In Sihon en Og zien wij de gevaren die de aardse zegeningen voor ons inhouden. Als wij het vlees niet houden op de plaats van de dood en door de Geest wandelen, zullen we onze eigenlijke geestelijke zegeningen vergeten. Het gevolg is dat we op zoek gaan naar eigen eer en genot die verbonden zijn aan de aardse zegeningen.

Na deze uitweiding over de geestelijke betekenis van het Overjordaanse en het beloofde land gaan we weer terug naar de tekst. Israël heeft zich verkwikt en verheugd bij Beër. Een volk dat blij is in de HEERE, is sterk (Ne 8:11b). Door de vreugde over de bron kan er met succes gestreden worden tegen vijanden. Maar eerst zenden zij boden naar Sihon, net als bij Edom (Nm 20:14). Sihon reageert net als Edom. Israël krijgt, anders dan bij Edom, nu het bevel om tegen de vijand te strijden en zijn land in bezit te nemen. Al in Genesis 15 heeft God het oordeel over de Amorieten voorzegd, maar het zal pas worden uitgevoerd als hun ongerechtigheid vol is (Gn 15:16). Dat moment is nu aangebroken.

In de Nm 21:27-30 worden spreukendichters aangehaald om te bewijzen dat dit gebied eerst heeft toebehoord aan de Ammonieten en is veroverd door de Amorieten. Sommigen zeggen dat het spreukendichters van Israël zijn, anderen menen dat ze tot de Amorieten behoren. In elk geval is het een overwinningslied. In het eerste geval worden de Ammonieten, en in het tweede geval de Amorieten uitgedaagd hun veroverde en door vuur verwoeste hoofdstad weer op te bouwen.
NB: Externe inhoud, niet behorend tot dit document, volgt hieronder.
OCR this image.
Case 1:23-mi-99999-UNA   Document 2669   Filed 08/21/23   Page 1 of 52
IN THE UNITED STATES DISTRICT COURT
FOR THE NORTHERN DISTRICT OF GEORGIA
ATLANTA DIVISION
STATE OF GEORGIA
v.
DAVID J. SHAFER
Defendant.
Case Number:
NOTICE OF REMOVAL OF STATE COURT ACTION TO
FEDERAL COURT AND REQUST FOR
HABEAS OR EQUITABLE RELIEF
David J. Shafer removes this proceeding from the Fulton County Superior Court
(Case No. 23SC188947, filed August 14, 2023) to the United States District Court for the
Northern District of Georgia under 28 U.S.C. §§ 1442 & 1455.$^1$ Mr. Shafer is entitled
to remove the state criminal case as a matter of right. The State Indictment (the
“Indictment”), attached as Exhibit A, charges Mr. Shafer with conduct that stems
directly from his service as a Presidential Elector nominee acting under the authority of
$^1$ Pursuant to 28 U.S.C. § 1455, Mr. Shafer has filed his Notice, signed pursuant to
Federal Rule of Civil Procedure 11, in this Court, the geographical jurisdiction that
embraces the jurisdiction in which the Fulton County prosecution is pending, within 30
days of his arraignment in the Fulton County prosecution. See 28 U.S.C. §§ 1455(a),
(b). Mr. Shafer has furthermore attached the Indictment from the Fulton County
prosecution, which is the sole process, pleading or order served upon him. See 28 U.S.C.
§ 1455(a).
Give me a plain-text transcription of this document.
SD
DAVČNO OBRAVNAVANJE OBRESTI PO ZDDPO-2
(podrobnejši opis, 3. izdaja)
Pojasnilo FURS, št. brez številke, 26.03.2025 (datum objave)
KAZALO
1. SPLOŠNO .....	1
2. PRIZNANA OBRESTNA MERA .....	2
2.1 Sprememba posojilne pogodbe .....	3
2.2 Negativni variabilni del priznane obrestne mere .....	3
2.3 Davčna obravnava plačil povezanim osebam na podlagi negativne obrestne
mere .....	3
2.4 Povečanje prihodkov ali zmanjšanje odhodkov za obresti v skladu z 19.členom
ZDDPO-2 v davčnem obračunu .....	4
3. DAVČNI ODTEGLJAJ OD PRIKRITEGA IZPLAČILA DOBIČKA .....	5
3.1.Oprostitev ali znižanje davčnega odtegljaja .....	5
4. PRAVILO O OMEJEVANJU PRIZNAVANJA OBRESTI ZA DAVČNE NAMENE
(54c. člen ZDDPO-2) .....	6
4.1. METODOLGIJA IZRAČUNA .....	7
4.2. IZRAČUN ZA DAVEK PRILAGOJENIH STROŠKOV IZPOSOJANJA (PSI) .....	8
Het lied bezingt een totale overwinning.

Over Moab wordt het “wee u” uitgeroepen. Kamos, de hoofdgod van de Ammonieten (Jr 48:7) en van de Amorieten (Ri 11:24), is een waardeloze god die niet in staat is gebleken het volk dat hem tot god heeft genomen te beschermen. De Ammonieten zijn door de Amorieten overmeesterd en de Amorieten zijn door de Israëlieten verdelgd.

Als het gebied waar Sihon heerst, nog van de Ammonieten zou zijn geweest, zou Israël het niet hebben mogen innemen. Nu mogen ze dat wel en ze mogen er zelfs wonen. Jefta blijkt goed op de hoogte van deze historische gegevens te zijn. Hij kan later hiermee de claim van de koning van de Ammonieten weerleggen (Ri 11:13-23).